WASHINGTON, D.C. – With ever more Americans falling victim to drug addiction and overdoses from opiates, U.S. Senator Amy Klobuchar and a bipartisan group of Senators today introduced legislation that could help turn the tide in the struggle against this epidemic. The Comprehensive Addiction and Recovery Act of 2014, which Klobuchar introduced with Senators Sheldon Whitehouse (D-RI), Rob Portman (R-OH), Patrick Leahy (D-VT), and Kelly Ayotte (R-NH), would provide a series of incentives and resources designed to encourage states and local communities to pursue a full array of proven strategies to combat addiction – not just one or two.

“Drug abuse is claiming lives and tearing families apart in Minnesota and across the country, and we can spare no effort to reverse this deadly trend,” Klobuchar said. “If we’re going to be successful in the fight to prevent abuse, we need to take a comprehensive approach that’s focused on expanding the use of proven tools in the fight against addiction. This commonsense, bipartisan legislation includes my provision to strengthen prescription drug monitoring programs across the country and will help ensure that communities have the resources they need to combat this epidemic.”

“In Rhode Island, more than 100 people have died from drug overdoses already this year,” said Whitehouse.  “This legislation identifies a series of specific steps that will help us combat addiction and support those in recovery, and provides the tools needed for states and local governments – in coordination with law enforcement, educators, and others – to take them.  It’s a comprehensive approach to a problem that demands our full attention.”

“We’ve learned that we can’t keep people from falling into the traps of addiction through a top-down, one-size-fits-all approach,” said Portman.  “In order to prevent drug abuse and better help the tens of thousands of Ohioans struggling with addiction, we need a comprehensive strategy that starts from the grassroots up.  This legislation builds on proven methods to enable law enforcement to respond to this heroin epidemic and supports long-term recovery by connecting prevention and education efforts with treatment programs.”

“We in Vermont, like in much of the country, have been grappling with the effects opioid addiction for over a decade.  We know that only a balanced approach – when embraced by the communities themselves – will get us ahead of addiction,” said Leahy, chairman of the Senate Judiciary Committee.  “I am proud to cosponsor the Comprehensive Addiction and Recovery Act. This legislation would put the right resources in the right hands by supporting evidence-based state and local public health initiatives, and it will help to end the misery opioid addiction inflicts on individuals, families, and our communities.”

“We’re facing a prescription opioid abuse and heroin addiction crisis in New Hampshire and across our nation,” said Ayotte. “This bipartisan legislation includes important steps to increase drug abuse prevention efforts, improve treatment for those struggling with addiction, ensure law enforcement has greater access to tools to fight drug abuse, and develop best practices for treatment, intervention, and pain management nationwide.”

According to the Centers for Disease Control and Prevention, more Americans die every day from drug overdoses than from car accidents – an average of 110 people per day.  Moreover, the majority of those who need help with addiction issues are not receiving it.  Of the approximately 22.7 million Americans who needed treatment for substance use in 2013, only 2.5 million people received it, according to the Office of National Drug Control Policy.

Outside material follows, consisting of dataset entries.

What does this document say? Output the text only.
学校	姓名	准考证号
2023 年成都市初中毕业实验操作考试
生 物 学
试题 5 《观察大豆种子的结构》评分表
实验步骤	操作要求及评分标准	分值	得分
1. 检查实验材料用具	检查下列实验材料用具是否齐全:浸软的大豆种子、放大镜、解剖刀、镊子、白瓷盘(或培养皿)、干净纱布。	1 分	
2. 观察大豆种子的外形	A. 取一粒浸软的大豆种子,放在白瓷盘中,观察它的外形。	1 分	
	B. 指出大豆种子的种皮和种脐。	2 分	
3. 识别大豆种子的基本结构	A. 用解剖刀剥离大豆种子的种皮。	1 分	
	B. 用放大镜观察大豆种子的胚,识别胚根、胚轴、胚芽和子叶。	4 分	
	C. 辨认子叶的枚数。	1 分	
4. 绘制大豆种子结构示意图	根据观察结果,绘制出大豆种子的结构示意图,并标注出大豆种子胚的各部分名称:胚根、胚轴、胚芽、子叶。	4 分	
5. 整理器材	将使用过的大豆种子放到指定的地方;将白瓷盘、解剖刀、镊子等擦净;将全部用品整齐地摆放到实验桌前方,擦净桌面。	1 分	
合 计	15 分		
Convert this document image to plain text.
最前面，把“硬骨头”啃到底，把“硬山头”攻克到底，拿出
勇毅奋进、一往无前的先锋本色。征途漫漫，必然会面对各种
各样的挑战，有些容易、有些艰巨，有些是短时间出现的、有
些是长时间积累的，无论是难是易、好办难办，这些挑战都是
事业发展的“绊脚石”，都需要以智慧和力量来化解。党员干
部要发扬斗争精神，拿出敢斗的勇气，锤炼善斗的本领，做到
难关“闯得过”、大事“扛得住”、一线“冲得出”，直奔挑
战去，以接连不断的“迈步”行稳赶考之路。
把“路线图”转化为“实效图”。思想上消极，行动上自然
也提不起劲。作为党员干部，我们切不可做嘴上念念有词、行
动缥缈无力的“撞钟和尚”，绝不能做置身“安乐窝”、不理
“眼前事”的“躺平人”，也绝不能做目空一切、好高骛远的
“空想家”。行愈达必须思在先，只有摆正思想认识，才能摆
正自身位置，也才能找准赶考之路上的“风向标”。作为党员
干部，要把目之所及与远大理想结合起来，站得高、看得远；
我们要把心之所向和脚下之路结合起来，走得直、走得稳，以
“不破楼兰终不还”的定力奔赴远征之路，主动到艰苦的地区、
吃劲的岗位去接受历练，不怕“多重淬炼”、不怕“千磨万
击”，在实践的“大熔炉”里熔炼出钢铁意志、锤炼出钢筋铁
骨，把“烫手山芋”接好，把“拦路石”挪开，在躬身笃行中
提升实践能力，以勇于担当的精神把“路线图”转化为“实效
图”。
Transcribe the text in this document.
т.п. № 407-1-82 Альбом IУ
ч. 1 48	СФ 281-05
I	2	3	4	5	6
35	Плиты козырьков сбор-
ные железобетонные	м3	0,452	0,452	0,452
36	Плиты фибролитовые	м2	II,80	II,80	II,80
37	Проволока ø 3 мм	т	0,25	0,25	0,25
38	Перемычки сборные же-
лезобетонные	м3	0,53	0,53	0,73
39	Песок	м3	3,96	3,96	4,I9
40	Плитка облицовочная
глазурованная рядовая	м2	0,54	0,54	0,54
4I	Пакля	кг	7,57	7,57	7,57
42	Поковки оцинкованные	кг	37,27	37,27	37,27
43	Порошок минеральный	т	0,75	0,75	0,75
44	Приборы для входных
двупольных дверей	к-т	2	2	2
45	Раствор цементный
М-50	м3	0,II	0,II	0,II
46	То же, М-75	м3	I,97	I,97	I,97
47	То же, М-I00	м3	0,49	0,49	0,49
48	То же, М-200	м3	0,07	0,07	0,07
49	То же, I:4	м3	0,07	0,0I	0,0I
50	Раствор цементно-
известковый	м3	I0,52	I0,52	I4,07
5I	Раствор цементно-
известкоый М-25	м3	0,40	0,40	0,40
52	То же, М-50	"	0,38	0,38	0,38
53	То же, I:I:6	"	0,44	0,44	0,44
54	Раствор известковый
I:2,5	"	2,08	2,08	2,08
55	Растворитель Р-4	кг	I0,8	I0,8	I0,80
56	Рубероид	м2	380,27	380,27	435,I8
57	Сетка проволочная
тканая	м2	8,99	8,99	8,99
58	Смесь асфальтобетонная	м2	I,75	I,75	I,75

The Comprehensive Addiction and Recovery Act of 2014 would:

  • Expand prevention and educational efforts—particularly aimed at teens, parents and other caretakers, and aging populations—to prevent the abuse of opioids and heroin and to promote treatment and recovery. 
  • Expand the availability of naloxone to law enforcement agencies and other first responders to help in the reversal of overdoses to save lives. 
  • Expand resources to identify and treat incarcerated individuals suffering from addiction disorders promptly by collaborating with criminal justice stakeholders and by providing evidence-based treatment.
  • Expand disposal sites for unwanted prescription medications to keep them out of the hands of our children and adolescents.
  • Launch an evidence-based opioid and heroin treatment and interventions program.  While we have medications that can help treat addiction, there is a critical need to get the training and resources necessary to expand treatment best practices throughout the country.
  • Strengthen prescription drug monitoring programs to help states monitor and track prescription drug diversion and to help at-risk individuals access services.

The legislation is supported by the National District Attorneys Association, the National Association of State Alcohol and Drug Abuse Directors (NASADAD), Faces and Voices of Recovery, the National Council for Behavioral Health, and the Major County Sheriffs' Association, among others.